- Allegiance: United States of America
- Branch: United States Coast Guard
- Rank: Boatswain’s Mate Second Class
- Awards: Coast Guard Medal

= David M. Lorange =

Coast Guardsman - Boatswain Mate Second Class (BM2) David M. Lorange was awarded the Coast Guard Medal for extraordinary heroism during the rescue of a young boy near the Coast Guard station at Saipan.

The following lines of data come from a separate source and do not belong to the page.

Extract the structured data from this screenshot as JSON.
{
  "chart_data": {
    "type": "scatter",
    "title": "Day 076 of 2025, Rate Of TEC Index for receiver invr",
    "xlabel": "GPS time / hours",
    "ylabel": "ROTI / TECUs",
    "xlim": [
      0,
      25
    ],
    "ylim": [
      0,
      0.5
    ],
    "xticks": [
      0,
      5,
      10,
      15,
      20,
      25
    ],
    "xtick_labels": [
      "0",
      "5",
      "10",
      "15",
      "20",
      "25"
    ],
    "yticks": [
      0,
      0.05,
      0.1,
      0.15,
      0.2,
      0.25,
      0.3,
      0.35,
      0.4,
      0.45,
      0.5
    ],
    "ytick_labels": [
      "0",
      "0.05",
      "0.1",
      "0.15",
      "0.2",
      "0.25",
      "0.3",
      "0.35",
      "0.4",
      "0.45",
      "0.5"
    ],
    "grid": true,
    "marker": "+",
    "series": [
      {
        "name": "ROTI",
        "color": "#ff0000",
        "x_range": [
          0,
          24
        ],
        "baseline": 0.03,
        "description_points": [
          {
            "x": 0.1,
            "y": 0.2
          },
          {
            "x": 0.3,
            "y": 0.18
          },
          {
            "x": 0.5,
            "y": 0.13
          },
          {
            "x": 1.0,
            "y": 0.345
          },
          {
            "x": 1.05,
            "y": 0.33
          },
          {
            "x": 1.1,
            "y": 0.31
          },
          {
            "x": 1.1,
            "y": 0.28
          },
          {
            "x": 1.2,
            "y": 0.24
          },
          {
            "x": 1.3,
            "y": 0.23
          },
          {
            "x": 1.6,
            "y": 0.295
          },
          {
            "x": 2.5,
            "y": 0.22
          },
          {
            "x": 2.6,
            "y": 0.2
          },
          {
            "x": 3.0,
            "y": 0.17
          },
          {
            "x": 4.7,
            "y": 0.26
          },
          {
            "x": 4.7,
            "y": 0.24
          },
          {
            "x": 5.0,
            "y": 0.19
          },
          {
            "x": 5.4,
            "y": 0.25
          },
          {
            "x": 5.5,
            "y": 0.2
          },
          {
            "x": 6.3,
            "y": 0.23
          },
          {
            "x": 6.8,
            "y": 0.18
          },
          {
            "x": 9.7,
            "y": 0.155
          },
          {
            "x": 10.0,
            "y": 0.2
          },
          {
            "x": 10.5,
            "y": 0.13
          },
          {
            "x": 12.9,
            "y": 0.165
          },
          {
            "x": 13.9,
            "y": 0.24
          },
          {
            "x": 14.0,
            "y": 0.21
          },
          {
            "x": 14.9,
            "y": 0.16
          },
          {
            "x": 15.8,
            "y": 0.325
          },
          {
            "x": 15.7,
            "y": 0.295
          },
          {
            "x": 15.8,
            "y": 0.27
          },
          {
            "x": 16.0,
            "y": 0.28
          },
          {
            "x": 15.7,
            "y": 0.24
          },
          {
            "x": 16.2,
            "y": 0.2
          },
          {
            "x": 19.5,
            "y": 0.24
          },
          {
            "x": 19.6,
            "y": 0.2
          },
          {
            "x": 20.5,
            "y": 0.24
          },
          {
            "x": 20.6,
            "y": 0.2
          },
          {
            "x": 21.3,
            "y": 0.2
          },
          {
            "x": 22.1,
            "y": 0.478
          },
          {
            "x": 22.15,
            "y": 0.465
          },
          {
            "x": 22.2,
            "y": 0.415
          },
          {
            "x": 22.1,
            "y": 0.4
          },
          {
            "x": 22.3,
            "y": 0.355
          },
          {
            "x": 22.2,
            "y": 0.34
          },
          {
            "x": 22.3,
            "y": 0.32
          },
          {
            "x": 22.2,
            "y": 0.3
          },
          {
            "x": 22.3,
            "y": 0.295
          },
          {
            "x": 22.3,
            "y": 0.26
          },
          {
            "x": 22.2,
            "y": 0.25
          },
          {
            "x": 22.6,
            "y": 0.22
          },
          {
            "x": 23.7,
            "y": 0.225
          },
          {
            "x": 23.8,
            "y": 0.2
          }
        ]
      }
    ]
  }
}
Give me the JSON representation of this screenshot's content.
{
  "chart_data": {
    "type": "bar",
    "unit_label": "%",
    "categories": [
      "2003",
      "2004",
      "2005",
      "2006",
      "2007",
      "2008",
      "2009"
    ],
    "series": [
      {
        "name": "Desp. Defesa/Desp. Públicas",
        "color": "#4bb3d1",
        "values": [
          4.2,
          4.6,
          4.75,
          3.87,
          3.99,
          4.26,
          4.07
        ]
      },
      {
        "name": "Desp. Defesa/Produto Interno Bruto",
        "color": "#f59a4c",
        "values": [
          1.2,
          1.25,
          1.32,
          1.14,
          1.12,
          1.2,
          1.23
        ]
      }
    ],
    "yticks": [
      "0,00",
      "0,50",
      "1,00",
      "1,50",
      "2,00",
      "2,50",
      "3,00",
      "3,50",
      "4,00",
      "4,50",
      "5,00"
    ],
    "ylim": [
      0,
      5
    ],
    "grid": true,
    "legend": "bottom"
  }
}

==Coast Guard Medal Citation==

Date of Action: 19 March 1979
Date of Award: 21 June 1979

Petty Officer LORANGE is cited for extraordinary heroism on the afternoon of 19 March 1979 when he rescued a young boy from drowning in the turbulent surf at Agingan Point, Saipan, Northern Marianas Islands. The boy and a friend were fishing off the point when he was swept out to sea by the high surf. His young companion tossed a log out to the boy and ran for help. When advised of the accident, Petty Officer LORANGE and three shipmates from U.S. Coast Guard Loran Monitor Station Saipan immediately proceeded to the scene. Upon arrival, the boy was observed approximately 70-yards offshore, holding on to the log in an area locally known as “Shark Alley.” With complete disregard for his own safety, Petty Officer LORANGE dove off the 10 to 12-foot cliff and swam through the 15-foot breaking surf and 10-foot swells to the helpless boy. Reaching the bleeding victim, Petty Officer LORANGE quickly calmed him down and towed him to the base of the cliff. The other Coast Guardsmen then tossed him a life ring with a line attached. While being pulled to safety, Petty Officer LORANGE maintained his hold on the boy while using his feet to fend off the side of the cliff. With the boy safely ashore, Petty Officer LORANGE, a trained EMT, assisted in treating the boy for shock and lacerations while en route to the hospital. Petty Officer LORANGE demonstrated remarkable initiative, exceptional fortitude, and daring in spite of imminent personal danger in this rescue. His unselfish actions, courage and unwavering devotion to duty reflect the highest credit upon himself and the United States Coast Guard.